Dual Labor Markets and Economic Globalization: Theory and Evidence from Japanese Manufacturing
Dual Labor Markets and Economic Globalization: Theory and Evidence from Japanese Manufacturing
Thursday, January 10, 201912:00 PM - 1:30 PM (Pacific)
Labor market duality refers to the coexistence of temporary workers with low dismissal costs and permanent workers with high dismissal costs within the same firms. The prevalence of temporary employment is a common feature in several countries, such as Continental European countries. Further, since the 1980s, the Japanese labor market has been experiencing a substantial increase in temporary jobs. The quality of temporary jobs tends to be lower than that of permanent jobs (e.g., the former includes lesser job security, lower wages, and fewer training opportunities compared to the latter). For this reason, the causes and consequences of widespread temporary employment have both policy and academic implications. To date, most of the research on this topic has focused on the supply side of labor markets (demographic changes in workforce), macroeconomic impacts (business cycles), and labor-market institutions. However, since the majority of temporary workers tends to be involuntary, the demand-side analysis is important, as well. It has rarely been examined how market competition would affect firms’ demand for temporary and permanent labor, particularly within the context of economic globalization.

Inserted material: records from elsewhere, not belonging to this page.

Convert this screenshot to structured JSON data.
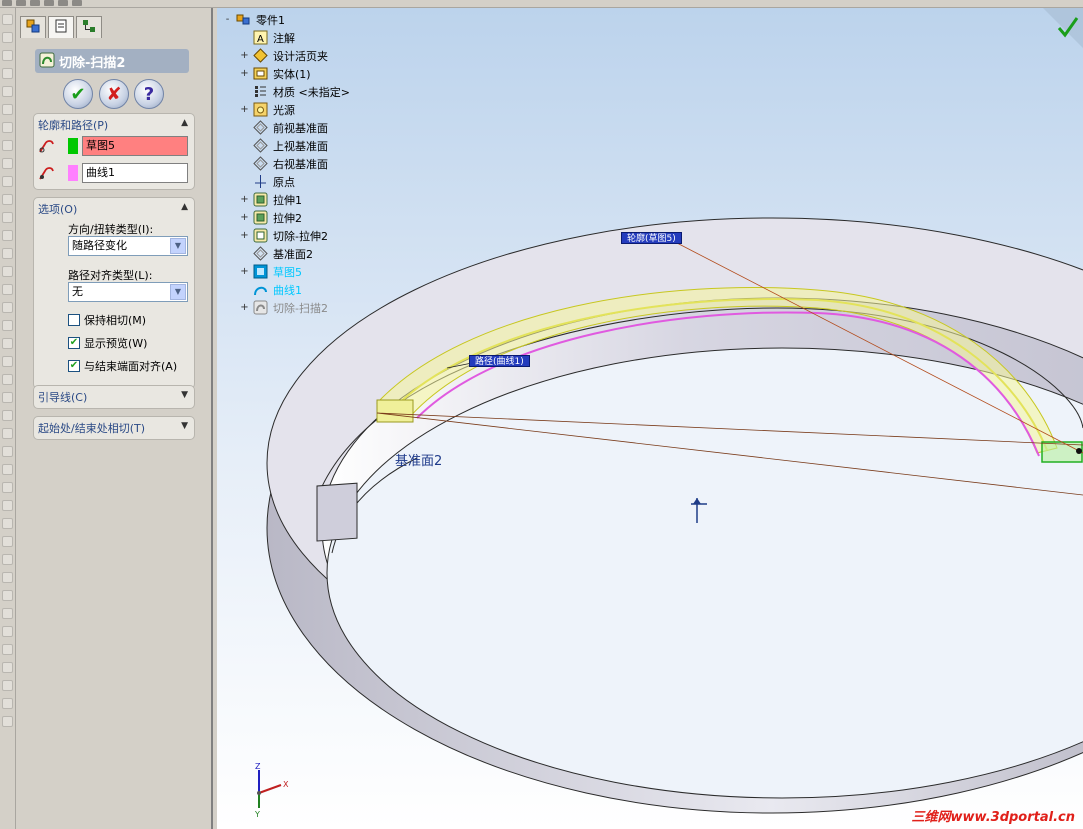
{
  "property_manager": {
    "title": "切除-扫描2",
    "buttons": {
      "ok": "✔",
      "cancel": "✘",
      "help": "?"
    },
    "profile_path": {
      "header": "轮廓和路径(P)",
      "profile_value": "草图5",
      "profile_color": "#ff8080",
      "profile_swatch": "#00c800",
      "path_value": "曲线1",
      "path_swatch": "#ff80ff"
    },
    "options": {
      "header": "选项(O)",
      "orientation_label": "方向/扭转类型(I):",
      "orientation_value": "随路径变化",
      "alignment_label": "路径对齐类型(L):",
      "alignment_value": "无",
      "keep_tangency": "保持相切(M)",
      "keep_tangency_checked": false,
      "show_preview": "显示预览(W)",
      "show_preview_checked": true,
      "align_end_faces": "与结束端面对齐(A)",
      "align_end_faces_checked": true
    },
    "guide_curves": {
      "header": "引导线(C)"
    },
    "start_end_tangency": {
      "header": "起始处/结束处相切(T)"
    }
  },
  "feature_tree": [
    {
      "label": "零件1",
      "icon": "part-icon",
      "expand": "-",
      "style": "normal"
    },
    {
      "label": "注解",
      "icon": "annotations-icon",
      "expand": "",
      "style": "normal"
    },
    {
      "label": "设计活页夹",
      "icon": "design-binder-icon",
      "expand": "+",
      "style": "normal"
    },
    {
      "label": "实体(1)",
      "icon": "solid-bodies-icon",
      "expand": "+",
      "style": "normal"
    },
    {
      "label": "材质 <未指定>",
      "icon": "material-icon",
      "expand": "",
      "style": "normal"
    },
    {
      "label": "光源",
      "icon": "lights-icon",
      "expand": "+",
      "style": "normal"
    },
    {
      "label": "前视基准面",
      "icon": "plane-icon",
      "expand": "",
      "style": "normal"
    },
    {
      "label": "上视基准面",
      "icon": "plane-icon",
      "expand": "",
      "style": "normal"
    },
    {
      "label": "右视基准面",
      "icon": "plane-icon",
      "expand": "",
      "style": "normal"
    },
    {
      "label": "原点",
      "icon": "origin-icon",
      "expand": "",
      "style": "normal"
    },
    {
      "label": "拉伸1",
      "icon": "extrude-icon",
      "expand": "+",
      "style": "normal"
    },
    {
      "label": "拉伸2",
      "icon": "extrude-icon",
      "expand": "+",
      "style": "normal"
    },
    {
      "label": "切除-拉伸2",
      "icon": "cut-extrude-icon",
      "expand": "+",
      "style": "normal"
    },
    {
      "label": "基准面2",
      "icon": "plane-icon",
      "expand": "",
      "style": "normal"
    },
    {
      "label": "草图5",
      "icon": "sketch-icon",
      "expand": "+",
      "style": "cyan"
    },
    {
      "label": "曲线1",
      "icon": "curve-icon",
      "expand": "",
      "style": "cyan"
    },
    {
      "label": "切除-扫描2",
      "icon": "cut-sweep-icon",
      "expand": "+",
      "style": "dim"
    }
  ],
  "viewport": {
    "callout_profile": "轮廓(草图5)",
    "callout_path": "路径(曲线1)",
    "plane_label": "基准面2",
    "watermark": "三维网www.3dportal.cn",
    "triad": {
      "x": "X",
      "y": "Y",
      "z": "Z"
    }
  }
}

Our study attempts to fill this gap. By proposing a heterogeneous-firm trade model with a dual labor market, we examine the relations between the demand for temporary and permanent workers and economic globalization. Our model highlights intensified product market competition as a driving force behind the shift in demand from permanent to temporary workers. In addition, our model demonstrates that international outsourcing effectively reduces labor adjustment costs, which decreases the demand for permanent workers. Using industry-level data from the Japanese manufacturing sector, we empirically test the relations between the demand for temporary and permanent workers and economic globalization and find that they support most of our theoretical predictions.